I’m yet to see the same variety within a Spoken Word event, but then again, Spoken Word is a young art form, unencumbered by the history of its predecessor. Sure, much lip service is paid to John Cooper Clarke, now that he has been brushed up and hagiographised after miraculously seeing success, acknowledgement and a larger following on the other side of his heroine-fuelled wilderness years [ed. Some people interpreted this sentence as a slight on JCC’s appeal when it was really about the miracle of his recovery from addiction]. Many people that saw him live back in the 70s and 80s remember him as that guy who took the stage on the punk undercard a few moments before the punters at the front scarpered and the first glass was thrown.

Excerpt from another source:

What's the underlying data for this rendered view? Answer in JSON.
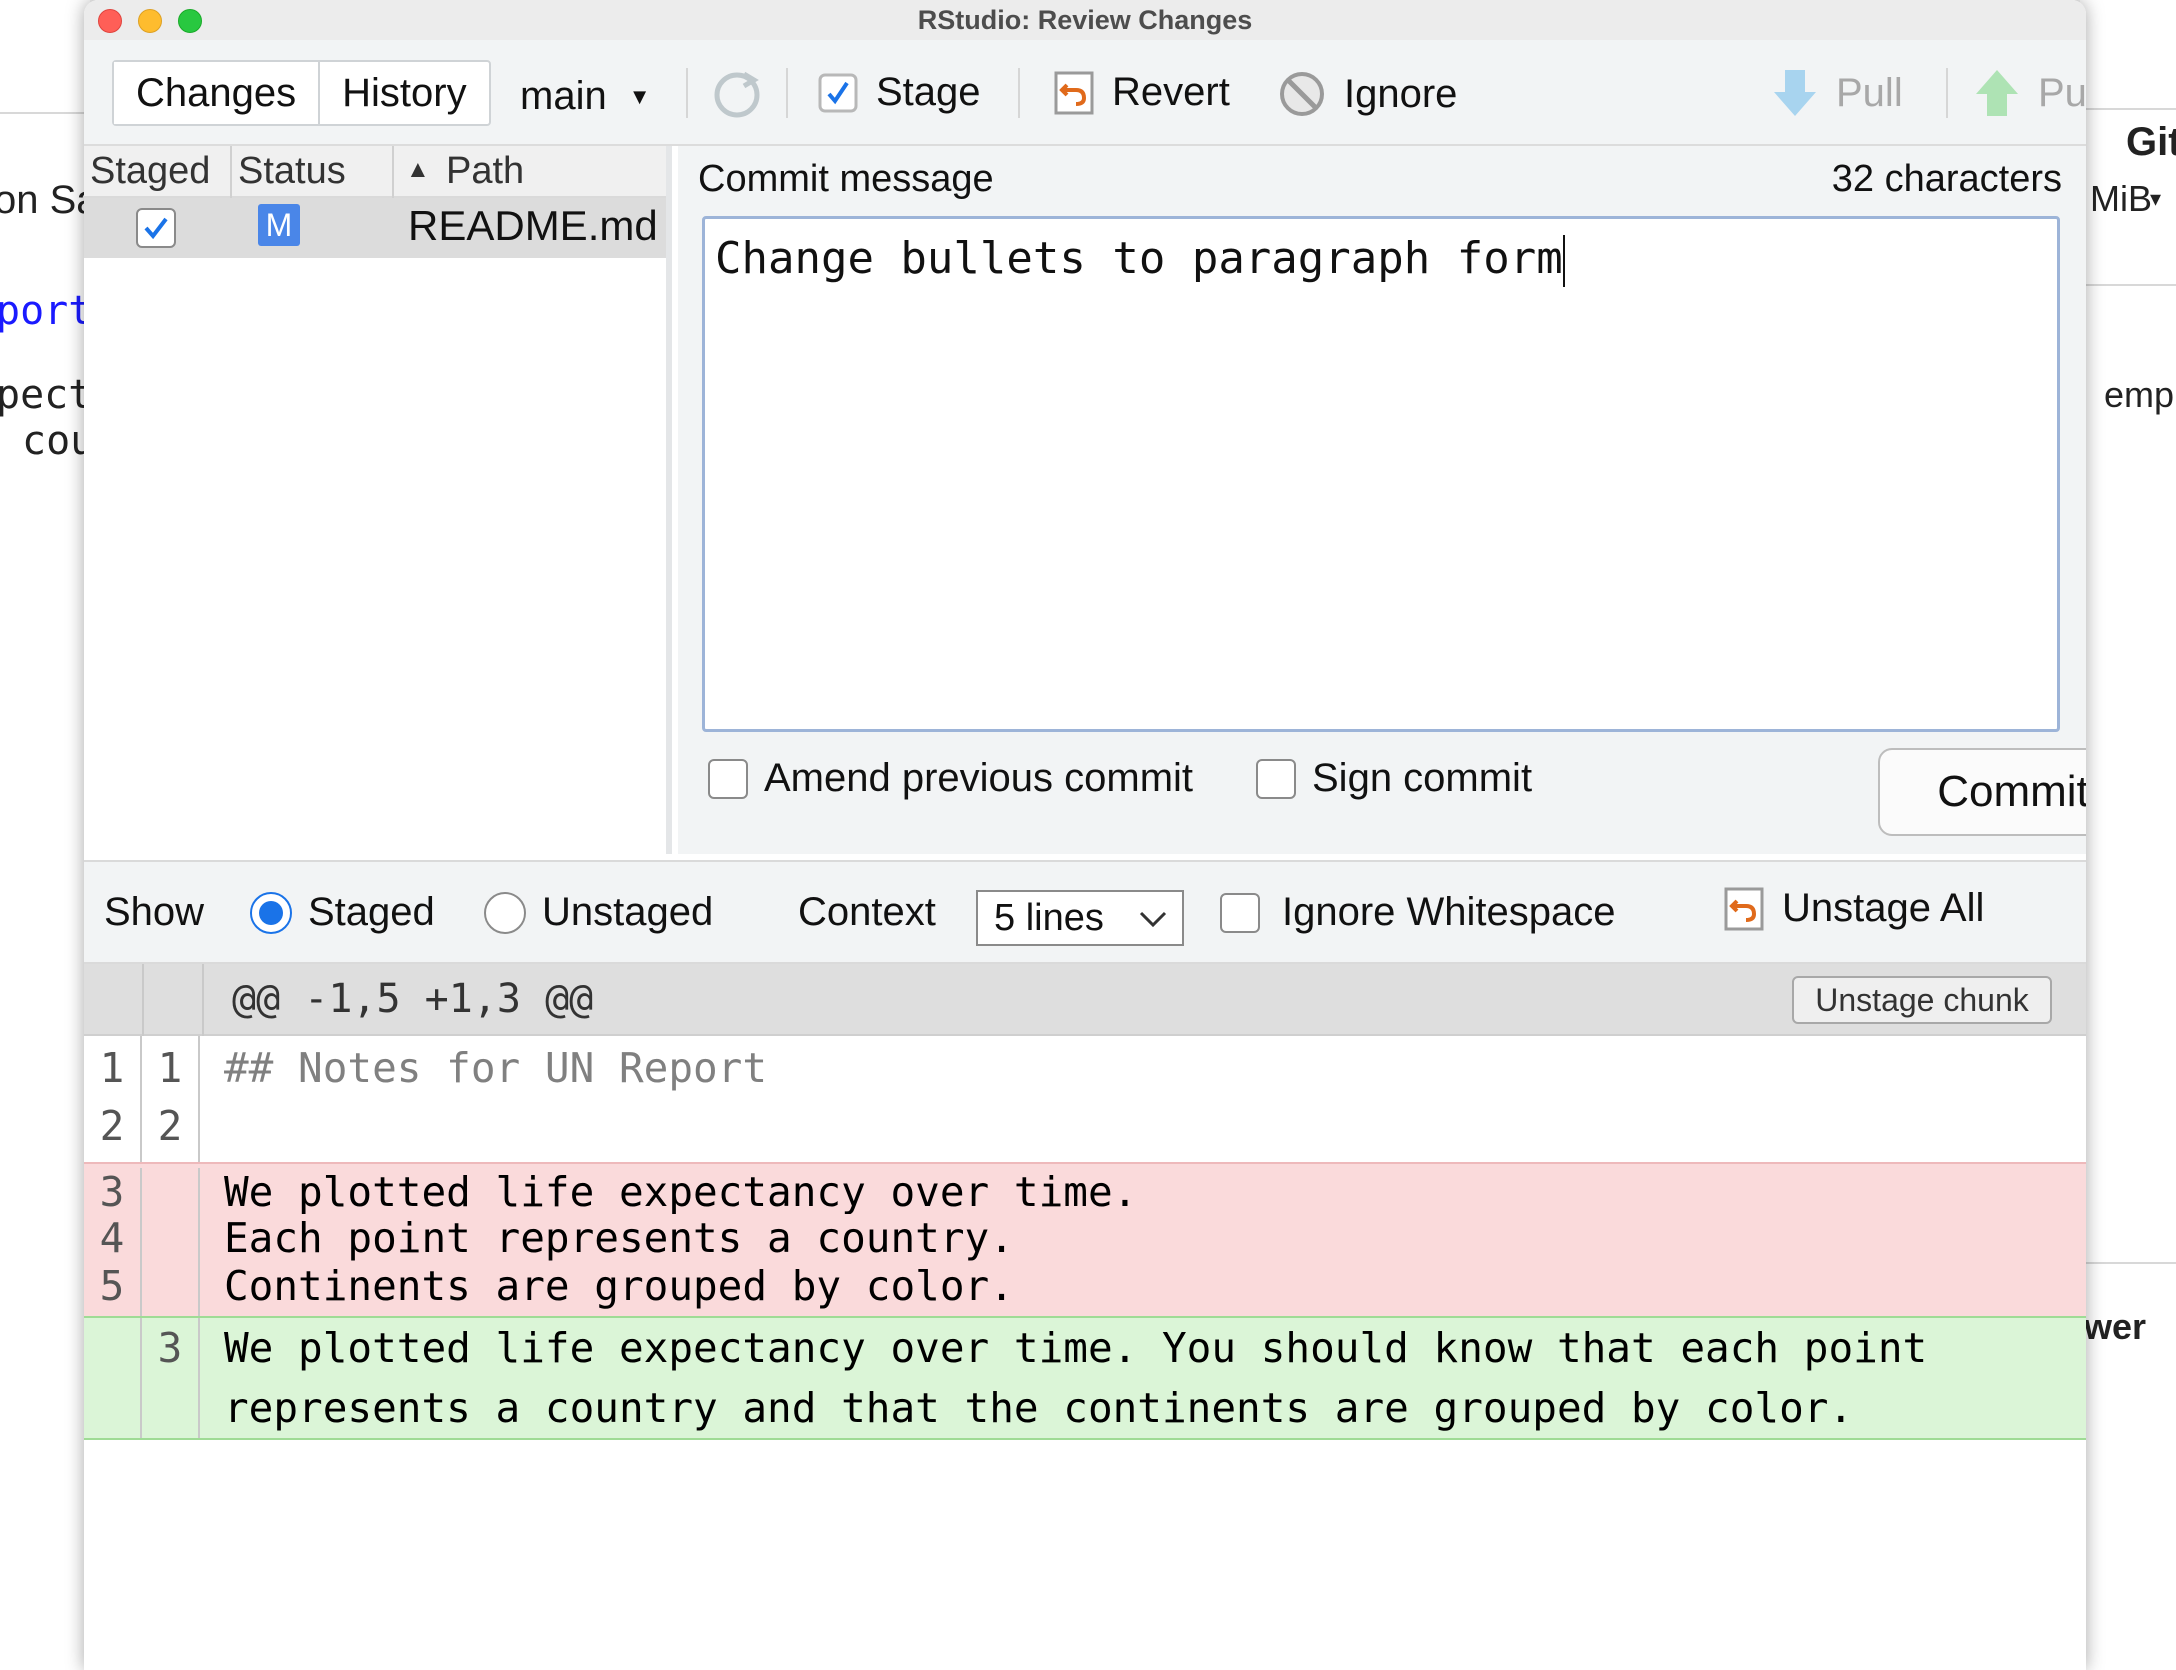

Cooper Clarke deserves all the work and adulation he can get, he’s paid his dues, but his coronation as Godfather of Spoken Word has more to do with setting anchor in a conveniently forgotten and airbrushed past.

It seems, now that we have so many means of documentation such as YouTube and Soundcloud, that the next generation won’t be afforded such a luxury of not having a past. As Scroobius Pip and Polar Bear made their mark on the collective psyche during Spoken Word’s beginnings — often quoting hip hop artists as their immediate influences rather than poets — the page/stage divide came roaring back to full-blooded life.

I have to confess that I was prepared for the bad old days, for a return of the worst of Performance Poetry. I shouldn’t have worried. The worst Spoken Word, perhaps due to its relative stylistic uniformity, has not plumbed the depths of the worst of Performance Poetry. As UK Spoken Word dangles on the precipice of its second decade, the innovators are bubbling to the surface and the posers are looking that bit more exposed. I might come across as the has-been, staring into an idealised past, but at the same time I’m optimistic that I’ll get a glimpse of those good old days again as Spoken Word matures as an art form. Plus, if a suitably amnesiac generation pops up after this one, I’ll be trying my best to set myself up as one of those amiable old farts just by merit of sticking around long enough, a pioneering Godfather from a epoch that didn’t really happen.